Many of us use the terms ‘Bitcoin ‘Bitcoins’ interchangeably. This article explains the difference between the two and why it’s important to distinguish them.
Bitcoin is a virtual currency that can be sent from person to person (or country to country) over the internet. It’s not a credit card or bank account and has no physical ownership. It is a widely used form of money which, like gold, cannot be duplicated. It’s not a credit card either – but many users are wary of using it as it’s seen as a method of purchasing drugs.
Bitcoins on the other hand are the same virtual currency. They are created by making transactions between users of the currency. To do this you will need to download a client onto your computer.
Bitcoins are bought for real money and used to buy goods from online merchants. You can’t actually ‘send’ bitcoins to someone. They’re just converted to it by a process called mining.
In a way, the mining process helps Bitcoins developers to maintain the security of the currency. When people make purchases of goods they become owners of them, the more they own, the more they’ll be paid when they make a transaction.
It’s important to remember that these two forms of money aren’t virtual.
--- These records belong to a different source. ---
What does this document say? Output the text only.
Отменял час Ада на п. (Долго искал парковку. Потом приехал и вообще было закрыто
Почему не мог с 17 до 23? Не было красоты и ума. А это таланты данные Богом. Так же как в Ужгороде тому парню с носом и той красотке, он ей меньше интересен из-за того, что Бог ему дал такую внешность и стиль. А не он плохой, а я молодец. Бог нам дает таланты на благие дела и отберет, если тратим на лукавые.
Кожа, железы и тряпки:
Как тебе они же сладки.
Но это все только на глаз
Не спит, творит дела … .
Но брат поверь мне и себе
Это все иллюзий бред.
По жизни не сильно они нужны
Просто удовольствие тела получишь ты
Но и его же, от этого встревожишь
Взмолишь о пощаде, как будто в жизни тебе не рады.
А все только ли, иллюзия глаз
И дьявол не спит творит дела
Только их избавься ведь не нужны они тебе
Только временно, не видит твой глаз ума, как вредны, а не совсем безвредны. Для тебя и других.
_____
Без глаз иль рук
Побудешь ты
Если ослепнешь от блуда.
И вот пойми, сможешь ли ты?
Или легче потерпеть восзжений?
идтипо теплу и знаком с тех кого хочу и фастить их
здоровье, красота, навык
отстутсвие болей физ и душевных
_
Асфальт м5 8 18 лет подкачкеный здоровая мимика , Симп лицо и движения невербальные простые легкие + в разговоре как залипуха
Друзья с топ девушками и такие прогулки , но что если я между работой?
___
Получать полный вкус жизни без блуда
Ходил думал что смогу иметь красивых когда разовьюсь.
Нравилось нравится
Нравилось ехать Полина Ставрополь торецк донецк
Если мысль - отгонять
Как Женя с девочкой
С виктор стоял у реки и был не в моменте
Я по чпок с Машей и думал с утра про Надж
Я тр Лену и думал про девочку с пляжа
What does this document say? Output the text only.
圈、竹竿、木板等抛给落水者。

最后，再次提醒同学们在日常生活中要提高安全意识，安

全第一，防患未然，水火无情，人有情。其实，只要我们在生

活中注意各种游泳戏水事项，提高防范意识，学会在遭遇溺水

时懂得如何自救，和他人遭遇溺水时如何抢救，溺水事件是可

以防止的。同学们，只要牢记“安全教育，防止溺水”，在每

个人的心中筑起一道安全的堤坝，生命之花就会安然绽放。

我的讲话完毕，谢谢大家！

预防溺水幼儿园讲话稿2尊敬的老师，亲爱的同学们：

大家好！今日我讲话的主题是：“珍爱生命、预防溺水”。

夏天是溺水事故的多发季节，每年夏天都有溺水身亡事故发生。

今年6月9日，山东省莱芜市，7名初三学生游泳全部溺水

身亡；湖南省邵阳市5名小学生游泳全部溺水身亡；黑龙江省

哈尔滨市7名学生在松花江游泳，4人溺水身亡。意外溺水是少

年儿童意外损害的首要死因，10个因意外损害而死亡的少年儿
You can’t send one from one place to another without some effort on the buyer’s part. The main difference between the two is that with a virtual currency you don’t need to have it in your possession (your physical wallet). With the physical currency it’s always there for you to have.
This makes Bitcoin digital cash rather than a currency. So how does one buy a Bitcoin? A popular way is by buyingit online at various stores that accept the currency.
You will find that the higher the price, the more expensive the store and the higher the risk. When buying a Bitcoin you need to understand what you’re buying and to be sure that you’re receiving the right amount.